Hi Guys, so I’m looking into a problem with my 91 Camaro RS. It has the 3.1 V6 engine. There are two problems. The first, the fuel gauge is constantly stuck a bit past full. Found this out the hardway on the highway. I was instructed to try disconnecting the connector towards the top of the tank on the rear of the back seat and ground it. We also found this weird device that looked like it was partially broken. it appears to run to the fuel system so I’m thinking it could be related. I just don’t have a clue what it is. I’d replace it if it’s broken and i knew what it was. The second problem I’ve run into is there’s a definite fuel smell coming from that area. I’m taking a pretty hard guess and saying it’s coming from the top of the tank or sending unit because there are no leaky lines or any other noticable leaks. I was reading on 3rdgen.org about a possible recall regarding 91 camaro RS’s about that very thing
I looked on NHTSA website and was told “an error occurred with your request. General Motors LLC does not recognize your VIN. Please contact General Motors LLC by email at info@gm.com for recall information about your vehicle.”

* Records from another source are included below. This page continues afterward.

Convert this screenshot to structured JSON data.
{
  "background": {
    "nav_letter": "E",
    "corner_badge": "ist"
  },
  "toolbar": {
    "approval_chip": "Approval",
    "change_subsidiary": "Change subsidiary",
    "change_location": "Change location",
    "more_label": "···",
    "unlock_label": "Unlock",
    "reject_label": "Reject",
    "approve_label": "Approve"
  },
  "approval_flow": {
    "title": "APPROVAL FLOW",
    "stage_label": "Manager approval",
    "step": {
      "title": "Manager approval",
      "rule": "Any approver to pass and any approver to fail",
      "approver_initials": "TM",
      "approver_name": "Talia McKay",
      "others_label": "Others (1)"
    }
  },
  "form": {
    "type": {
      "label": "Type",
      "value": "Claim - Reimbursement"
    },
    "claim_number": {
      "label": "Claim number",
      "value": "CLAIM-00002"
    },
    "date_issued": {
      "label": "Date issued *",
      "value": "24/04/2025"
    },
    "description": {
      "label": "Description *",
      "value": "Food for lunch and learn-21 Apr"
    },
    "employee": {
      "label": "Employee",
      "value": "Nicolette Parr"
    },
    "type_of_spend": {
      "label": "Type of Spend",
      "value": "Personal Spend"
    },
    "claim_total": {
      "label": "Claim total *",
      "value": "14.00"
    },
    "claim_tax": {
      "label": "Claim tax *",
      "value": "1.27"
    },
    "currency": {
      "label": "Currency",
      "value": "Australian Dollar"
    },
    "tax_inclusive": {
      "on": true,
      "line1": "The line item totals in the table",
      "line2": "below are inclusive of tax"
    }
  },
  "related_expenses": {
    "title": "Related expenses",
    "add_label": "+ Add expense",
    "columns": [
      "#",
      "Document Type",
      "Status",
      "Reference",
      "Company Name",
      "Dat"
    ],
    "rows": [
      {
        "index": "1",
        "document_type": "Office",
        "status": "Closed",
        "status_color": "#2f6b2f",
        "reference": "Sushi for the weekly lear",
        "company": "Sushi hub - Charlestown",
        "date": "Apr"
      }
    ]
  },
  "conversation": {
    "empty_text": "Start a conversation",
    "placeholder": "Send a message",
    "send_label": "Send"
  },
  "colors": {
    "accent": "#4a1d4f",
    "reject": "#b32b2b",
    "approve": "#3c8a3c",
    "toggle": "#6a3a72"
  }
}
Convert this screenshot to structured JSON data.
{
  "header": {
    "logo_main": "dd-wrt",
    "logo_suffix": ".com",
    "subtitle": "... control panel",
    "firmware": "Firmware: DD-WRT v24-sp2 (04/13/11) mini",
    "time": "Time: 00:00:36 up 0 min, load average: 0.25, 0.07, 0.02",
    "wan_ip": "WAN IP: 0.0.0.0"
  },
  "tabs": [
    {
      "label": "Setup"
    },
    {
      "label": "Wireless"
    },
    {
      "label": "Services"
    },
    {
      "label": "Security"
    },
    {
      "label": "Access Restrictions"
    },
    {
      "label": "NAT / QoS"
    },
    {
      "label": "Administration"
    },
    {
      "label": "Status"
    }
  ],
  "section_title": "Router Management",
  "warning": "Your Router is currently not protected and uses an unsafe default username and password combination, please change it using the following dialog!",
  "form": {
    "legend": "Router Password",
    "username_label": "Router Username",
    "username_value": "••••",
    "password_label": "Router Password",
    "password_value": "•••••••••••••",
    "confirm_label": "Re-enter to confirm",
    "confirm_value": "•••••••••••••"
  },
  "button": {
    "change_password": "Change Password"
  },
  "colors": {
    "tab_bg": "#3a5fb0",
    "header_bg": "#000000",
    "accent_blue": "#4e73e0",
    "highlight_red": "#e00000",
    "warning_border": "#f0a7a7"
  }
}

I’ve included a picture of the odd device I’ve found. Any advice would be helpful. Thanks guys!.

Odd device is part of the crankcase vapor recovery system. I think it should be clipped in that bracket with the round hole.

If you smell fuel, the tank must come out. Likely the pump assembly itself has a rusted pinhole. The level sender and pump can be bought as a unit, I believe. Rockauto is a good source to at least see what is available. Make sure there is a good ground for the sender.

yeah I wanted to make sure there wasn’t a recall so I didn’t have to do the hard work lmao but yeah I know dropping that will be a quite a long day.

Figuring out the cause of fuel odor is the most important problem, that’s a safety issue. For the non-working fuel gauge, those gadgets are usually just a variable resistor. There’s a circuit that measures the resistance using a precision reference voltage , and that corresponds to the fuel level displayed. You should be able to disconnect the sensor (near the fuel tank probably) and measure its resistance using a DVM. You’ll have to do a little web-research to see if the measured resistance matches the fuel level or not. If it does match, then the problem isn’t the sensor, but something from the sensor connector to the gauge; i.e. wiring harness shorted to chassis, incorrect reference voltage, or some other circuit fault. If the sensor’s resistance is incorrect for the fuel level, you’ll have to replace the sensor, which probably means replacing the fuel pump.